Textuality » 4ALS Textuality
THE UNKNOWN SOLDIER OF WORLD WAR I
In 1916 the Reverend David Railton, while was serving as a chaplain to British forces at the front in France, one day noticed a make-shift grave marked by a wooden cross across which was written "An Unknown British Soldier". The sight was not lost on him and four years later he wrote to the Dean of Westminster to convey a remembrance of that scene. Dean Ryle recognized the message spoken by that grave in France and became the leading force that resulted in the Tomb of the Unknown Soldier of Great Britain.
Selection of the soldier destined for burial in the Nave at Westminster Abbey began in France, where the remains of four unknown British war casualties were exhumed from France and Belgium. In St. Pol, in Northern France, in 1920, Brigadier General L.J. Wyatt, commander of all British troops in France and Flanders, selected at random one to become the Unknown Soldier of the Great War.
In November 1920 a service was held to commemorate the sacrifice of the Unknown Soldier, officiated by chaplains from the Church of England, the Roman Catholic Church, and the Non-Conformist Churches. The body was then escorted to Boulogne.

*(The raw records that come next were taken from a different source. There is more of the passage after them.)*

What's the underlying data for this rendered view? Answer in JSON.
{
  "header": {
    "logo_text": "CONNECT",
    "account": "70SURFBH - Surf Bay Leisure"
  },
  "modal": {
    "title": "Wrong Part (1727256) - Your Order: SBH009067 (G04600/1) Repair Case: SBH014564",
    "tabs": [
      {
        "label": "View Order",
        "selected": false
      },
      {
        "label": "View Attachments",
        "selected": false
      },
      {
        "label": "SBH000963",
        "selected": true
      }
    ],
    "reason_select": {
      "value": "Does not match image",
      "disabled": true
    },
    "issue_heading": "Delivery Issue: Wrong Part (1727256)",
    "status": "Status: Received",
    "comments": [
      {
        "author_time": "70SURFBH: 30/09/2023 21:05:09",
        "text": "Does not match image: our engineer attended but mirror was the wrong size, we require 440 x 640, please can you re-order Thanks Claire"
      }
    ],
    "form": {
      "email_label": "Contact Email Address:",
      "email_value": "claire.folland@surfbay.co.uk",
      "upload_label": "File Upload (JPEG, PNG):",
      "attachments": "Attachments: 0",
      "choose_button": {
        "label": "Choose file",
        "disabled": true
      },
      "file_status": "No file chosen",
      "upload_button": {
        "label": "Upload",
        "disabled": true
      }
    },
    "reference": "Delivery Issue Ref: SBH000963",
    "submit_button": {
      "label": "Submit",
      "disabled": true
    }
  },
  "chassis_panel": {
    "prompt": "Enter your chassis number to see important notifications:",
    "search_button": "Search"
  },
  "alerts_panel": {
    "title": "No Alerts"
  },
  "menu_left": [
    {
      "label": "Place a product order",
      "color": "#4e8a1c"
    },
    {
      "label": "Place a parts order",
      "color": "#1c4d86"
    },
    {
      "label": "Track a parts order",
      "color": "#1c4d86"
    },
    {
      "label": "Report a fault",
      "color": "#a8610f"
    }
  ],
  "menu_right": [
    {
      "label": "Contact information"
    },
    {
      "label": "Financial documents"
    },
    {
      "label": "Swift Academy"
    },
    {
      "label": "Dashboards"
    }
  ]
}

After that on the coffin was inserted a 16th century crusaders sword from the Tower of London collection and a plate with the inscription: "A British Warrior who fell in the Great War 1914-1918 for King and Country".

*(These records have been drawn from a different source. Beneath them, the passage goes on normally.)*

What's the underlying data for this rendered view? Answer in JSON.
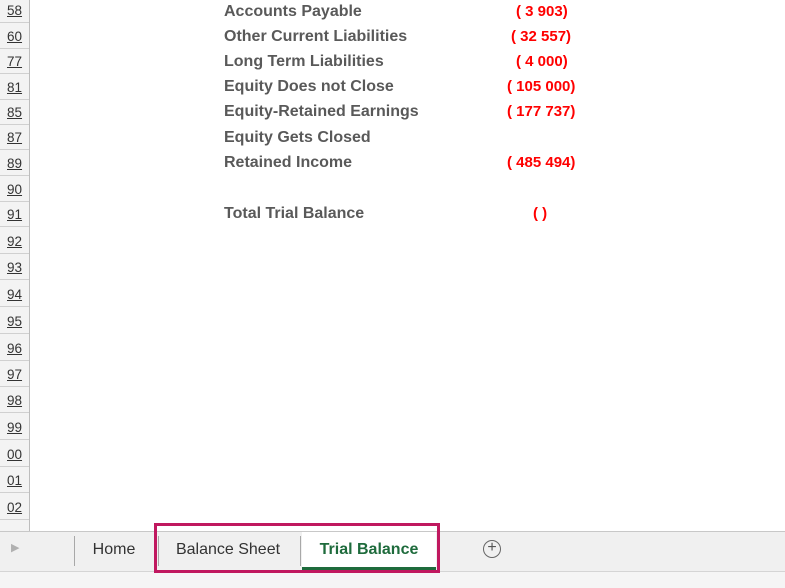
{
  "rows": [
    "58",
    "60",
    "77",
    "81",
    "85",
    "87",
    "89",
    "90",
    "91",
    "92",
    "93",
    "94",
    "95",
    "96",
    "97",
    "98",
    "99",
    "00",
    "01",
    "02"
  ],
  "lines": [
    {
      "label": "Accounts Payable",
      "value": "( 3 903)"
    },
    {
      "label": "Other Current Liabilities",
      "value": "( 32 557)"
    },
    {
      "label": "Long Term Liabilities",
      "value": "( 4 000)"
    },
    {
      "label": "Equity Does not Close",
      "value": "( 105 000)"
    },
    {
      "label": "Equity-Retained Earnings",
      "value": "( 177 737)"
    },
    {
      "label": "Equity Gets Closed",
      "value": ""
    },
    {
      "label": "Retained Income",
      "value": "( 485 494)"
    },
    {
      "label": "",
      "value": ""
    },
    {
      "label": "Total Trial Balance",
      "value": "(  )"
    }
  ],
  "tabs": {
    "home": "Home",
    "balance_sheet": "Balance Sheet",
    "trial_balance": "Trial Balance",
    "active": "Trial Balance"
  },
  "icons": {
    "nav": "triangle-right-icon",
    "add": "plus-circle-icon"
  },
  "colors": {
    "negative": "#ff0000",
    "active_tab": "#1e6b3c",
    "highlight": "#c0185f"
  }
}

Then the coffin was transported to Dover, where its arrival was greeted with a 19-gun salute. Some warrant officers from the Royal Navy, Royal Marines, Royal Air Force and Royal Army then bore the coffin home to British soil to be taken by train to Victoria Station in London.
Afterwards the coffin was transported to Westminster Abbey. At the west end of the Nave in Westminster Abbey the Unknown Soldier was laid. Following the hymns, King George V sprinkled soil from the battlefield at Ypres on the coffin and the grave was sealed with a temporary stone inscribed with the words: "A British Warrior Who Fell in the Great War 1914-1918 for King and Country. Greater Love Hath No Man Than This."
In October 1921, American General John J. Pershing presented the Medal of Honor to the Unknown Soldier of Great Britain. That Medal of Honor now hangs in a frame on a nearby pillar.
In November 1921, the same date on which the American Unknown Soldier was laid to rest at Arlington National Cemetery, the temporary stone marking the Unknown Soldier of Great Britain was replaced. A slab of black Belgian marble became the permanent replacement with a guilded inscription to forever commemorate the Unknown soldier from World War I.